L’effet positif d’un excès de CO2 dans l’atmosphère.


Par F. William Engdahl – Le 13 mai 2016 – Source New Eastern Outlook

Depuis que Margaret Mead a organisé une conférence en 1975 pour propager délibérément une campagne non scientifique basée sur la peur, en affirmant frauduleusement que les émissions anthropiques de CO2 mettaient en danger le climat mondial, l’ONU, d’innombrables ONG et de nombreux gouvernements ont dépensé des milliards de dollars pour essayer de trouver les moyens de réduire ces émissions de CO2 artificielles. A l’époque, c’était appelé réchauffement global, jusqu’à ce que les températures mesurées aient commencé à tomber, après quoi, les auteurs de cette colossale fraude scientifique ont modifié le nom en changement climatique. La campagne a largement échoué, heureusement pour l’avenir de la vie sur la planète. Une indication d’un retour à l’honnêteté scientifique vient d’une étude récemment publiée par la NASA sur les effets du CO2, sur toute la planète, depuis les années 1980. 

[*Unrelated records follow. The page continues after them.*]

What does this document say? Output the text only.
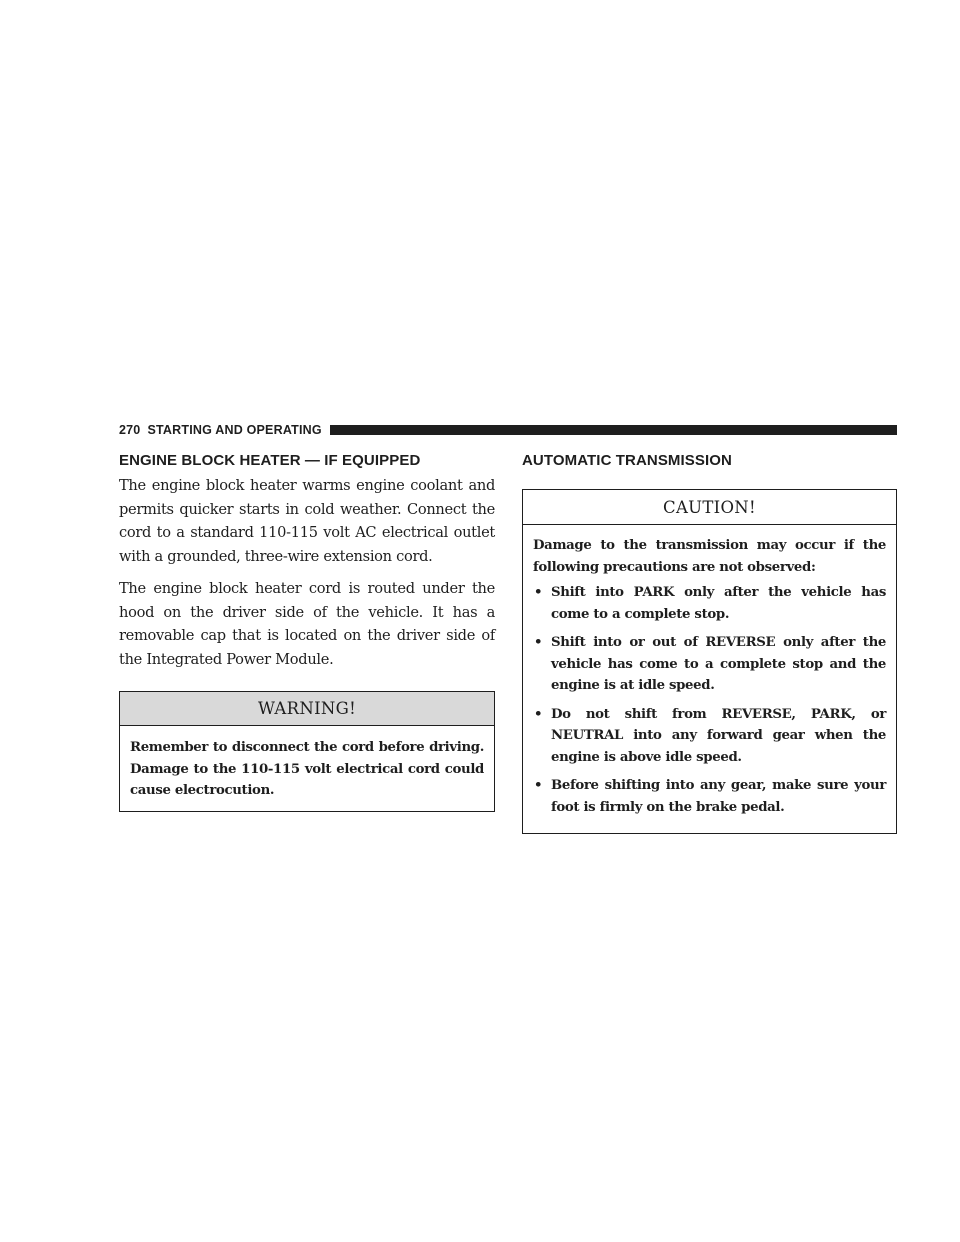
270 STARTING AND OPERATING
ENGINE BLOCK HEATER — IF EQUIPPED

The engine block heater warms engine coolant and permits quicker starts in cold weather. Connect the cord to a standard 110-115 volt AC electrical outlet with a grounded, three-wire extension cord.

The engine block heater cord is routed under the hood on the driver side of the vehicle. It has a removable cap that is located on the driver side of the Integrated Power Module.

WARNING!

Remember to disconnect the cord before driving. Damage to the 110-115 volt electrical cord could cause electrocution.

AUTOMATIC TRANSMISSION
CAUTION!

Damage to the transmission may occur if the following precautions are not observed:

• Shift into PARK only after the vehicle has come to a complete stop.
• Shift into or out of REVERSE only after the vehicle has come to a complete stop and the engine is at idle speed.
• Do not shift from REVERSE, PARK, or NEUTRAL into any forward gear when the engine is above idle speed.
• Before shifting into any gear, make sure your foot is firmly on the brake pedal.
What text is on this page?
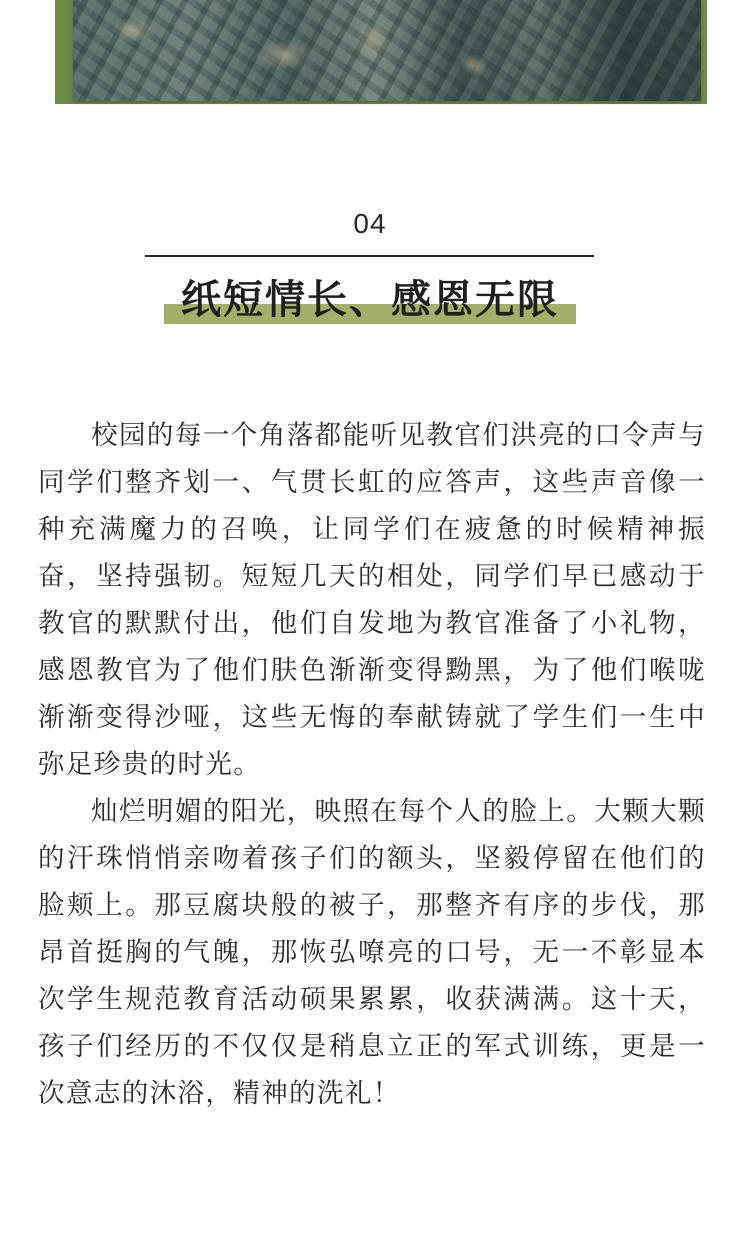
04
纸短情长、感恩无限

校园的每一个角落都能听见教官们洪亮的口令声与同学们整齐划一、气贯长虹的应答声，这些声音像一种充满魔力的召唤，让同学们在疲惫的时候精神振奋，坚持强韧。短短几天的相处，同学们早已感动于教官的默默付出，他们自发地为教官准备了小礼物，感恩教官为了他们肤色渐渐变得黝黑，为了他们喉咙渐渐变得沙哑，这些无悔的奉献铸就了学生们一生中弥足珍贵的时光。

灿烂明媚的阳光，映照在每个人的脸上。大颗大颗的汗珠悄悄亲吻着孩子们的额头，坚毅停留在他们的脸颊上。那豆腐块般的被子，那整齐有序的步伐，那昂首挺胸的气魄，那恢弘嘹亮的口号，无一不彰显本次学生规范教育活动硕果累累，收获满满。这十天，孩子们经历的不仅仅是稍息立正的军式训练，更是一次意志的沐浴，精神的洗礼！
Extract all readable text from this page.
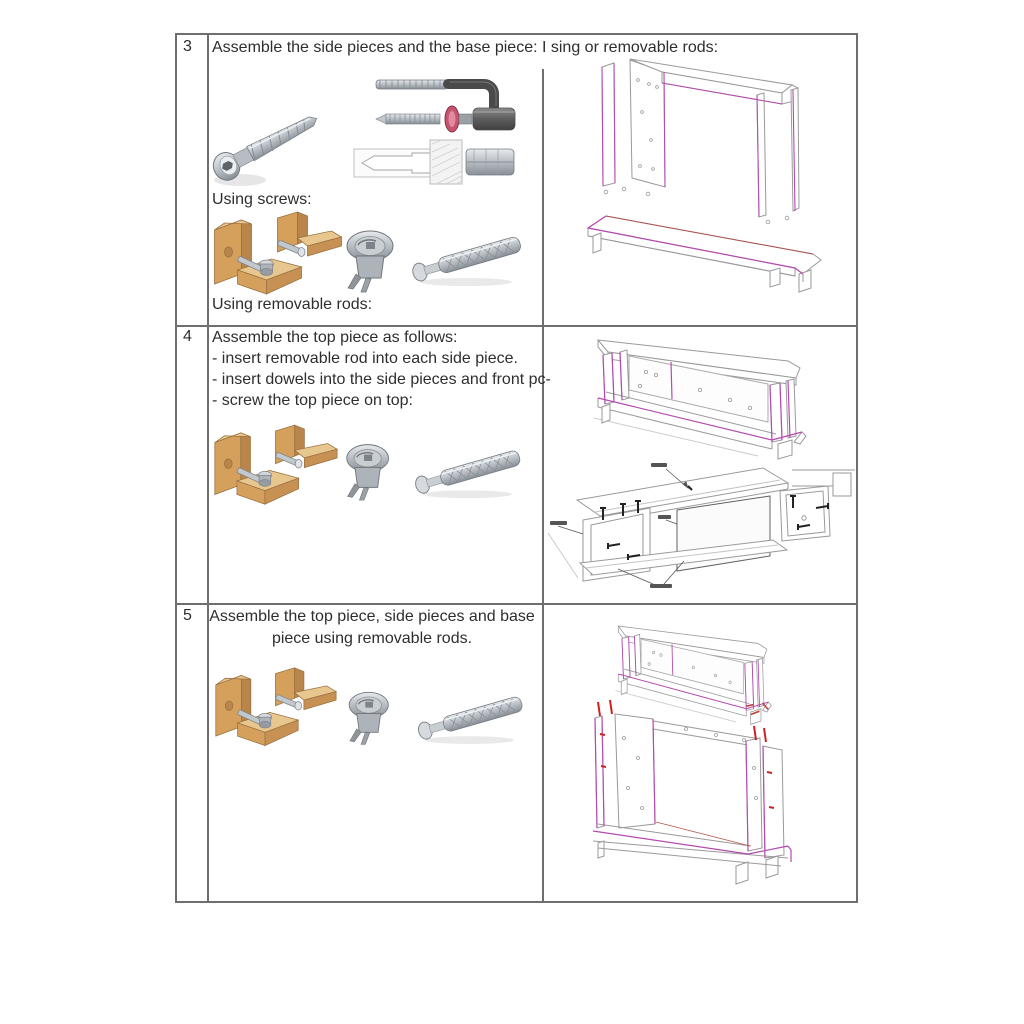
3 Assemble the side pieces and the base piece: I sing or removable rods:
Using screws:
Using removable rods:
4 Assemble the top piece as follows:
- insert removable rod into each side piece.
- insert dowels into the side pieces and front pc-
- screw the top piece on top:
5 Assemble the top piece, side pieces and base
piece using removable rods.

Une nouvelle étude scientifique publiée en avril dans la revue Nature Climate Change, révèle qu’entre 25% jusqu’à éventuellement 50% des terres arborées de la Terre ont montré un verdissement significatif au cours des 35 dernières années. En outre, l’étude indique que ce verdissement est dû en grande partie à la hausse des niveaux de dioxyde de carbone atmosphérique.

L’étude a été réalisée par une équipe scientifique internationale composée de 32 auteurs scientifiques, venant de 24 institutions et huit pays. Ils ont utilisé des données satellitaires du Moderate Resolution Imaging Spectrometer de la NASA et un radiomètre à très haute résolution de la National Oceanic and Advanced Atmospheric Administration Instruments, pour aider à déterminer l’indice de surface foliaire, c’est-à-dire le taux de couverture par les feuilles, sur les régions arborées de la planète. Ils ont constaté que le verdissement mesuré représente une augmentation du nombre de feuilles des plantes et des arbres, équivalente à deux fois la surface continentale des États-Unis. La recherche a déterminé que l’augmentation de la fertilisation par le CO2 représentait presque 70% de l’augmentation de la zone de verdissement de la planète, et l’accroissement des dépôts d’azote un autre 9%. Voici une statistique impressionnante.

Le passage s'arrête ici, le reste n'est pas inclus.